Police have now stated “there is no question” the child is dead, adding: “We’re gonna to continue to search until we find the body.”
Speaking during a live press conference, Orange County Sheriff Jerry Demings said: “We are dealing with this family who there’s no question will lose a two-year-old child.”
“It has been now about 15 hours since the child was taken into the water by an alligator,” he continued.
“So we know that we are working now on recovering the body of the child at this point.”
“Our ultimate goal is to bring some closure to the family by recovering their loved one,” he continued.
“Disney has operated here for 45 years and they have never had this type of thing happen before.”

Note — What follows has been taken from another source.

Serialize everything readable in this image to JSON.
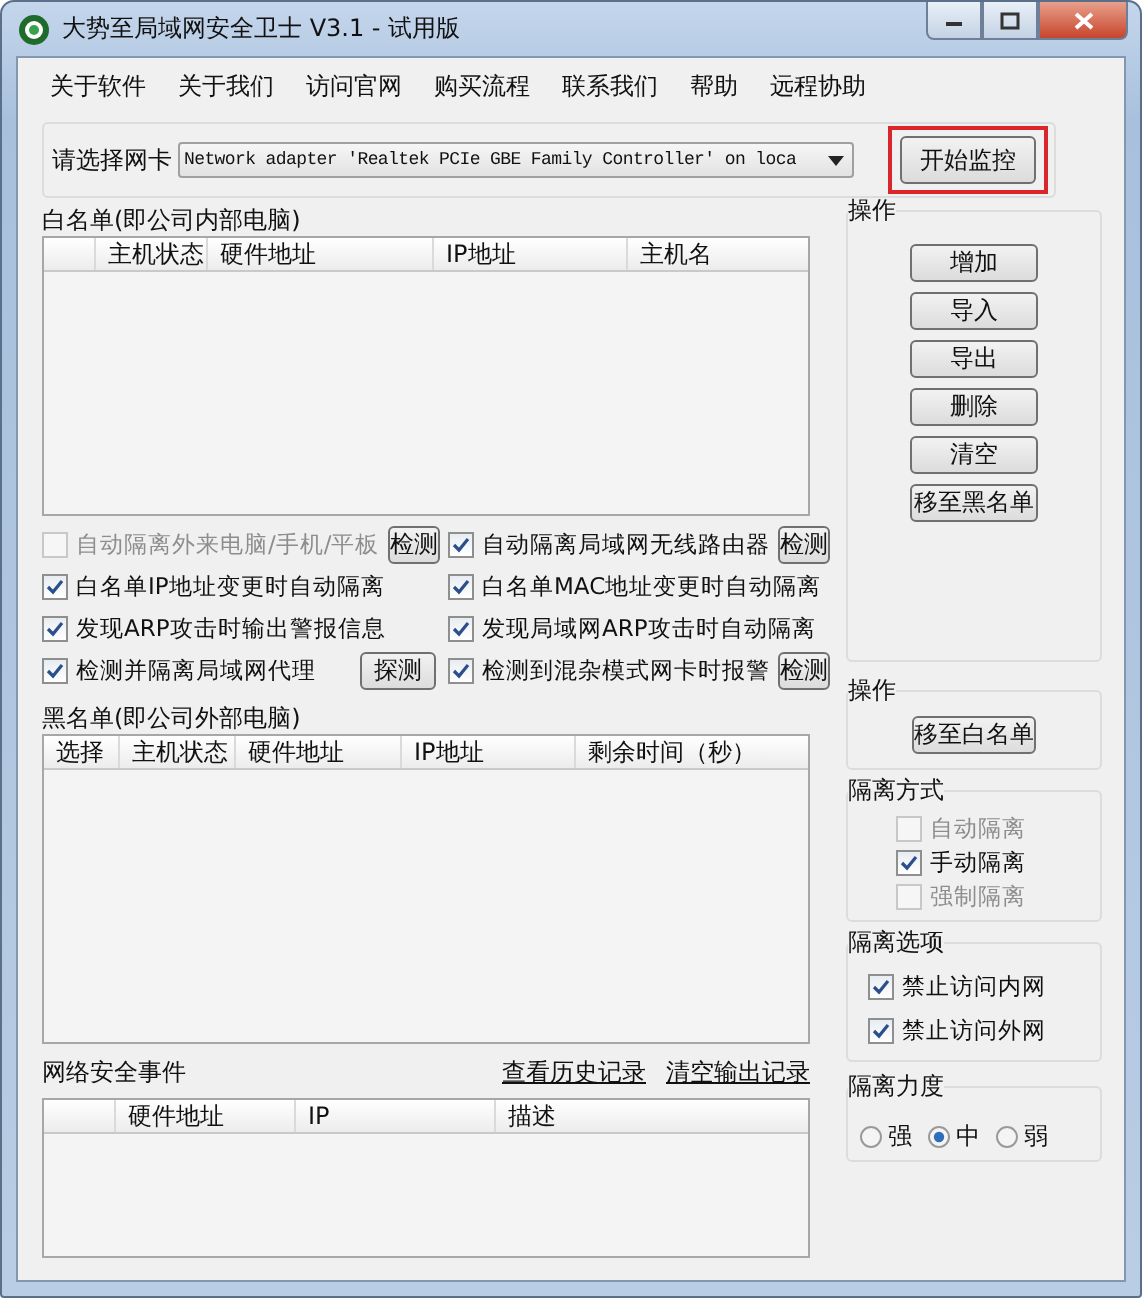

Sheriff Deming also told reporters it was a “complicated event” but that 50 officers were searching the man-made lake and a marine unit was using sonar.
He added: “Disney is doing all it can to make the family comfortable.”
Disney World announced this afternoon that all beaches, ferry boats and marinas are closed until further notice.
Video shot by Twitter user ‘ Christian the Magician ‘ – who was first to break the news of the tragedy last night – shows the area deserted.
Boats can be seen scouring the water for the animal and a helicopter heard hovering overhead.
Four alligators have so far been killed by rescuers searching for a toddler.
Their bodies were examined but there was no evidence that any of them had attacked the boy snatched last night.
Vice President of Walt Disney World Resort Jacquee Wahler said in an earlier statement: “Everyone here at the Walt Disney World Resort is devastated by this tragic accident. Our thoughts are with the family.
“We are helping the family and doing everything we can to assist law enforcement.”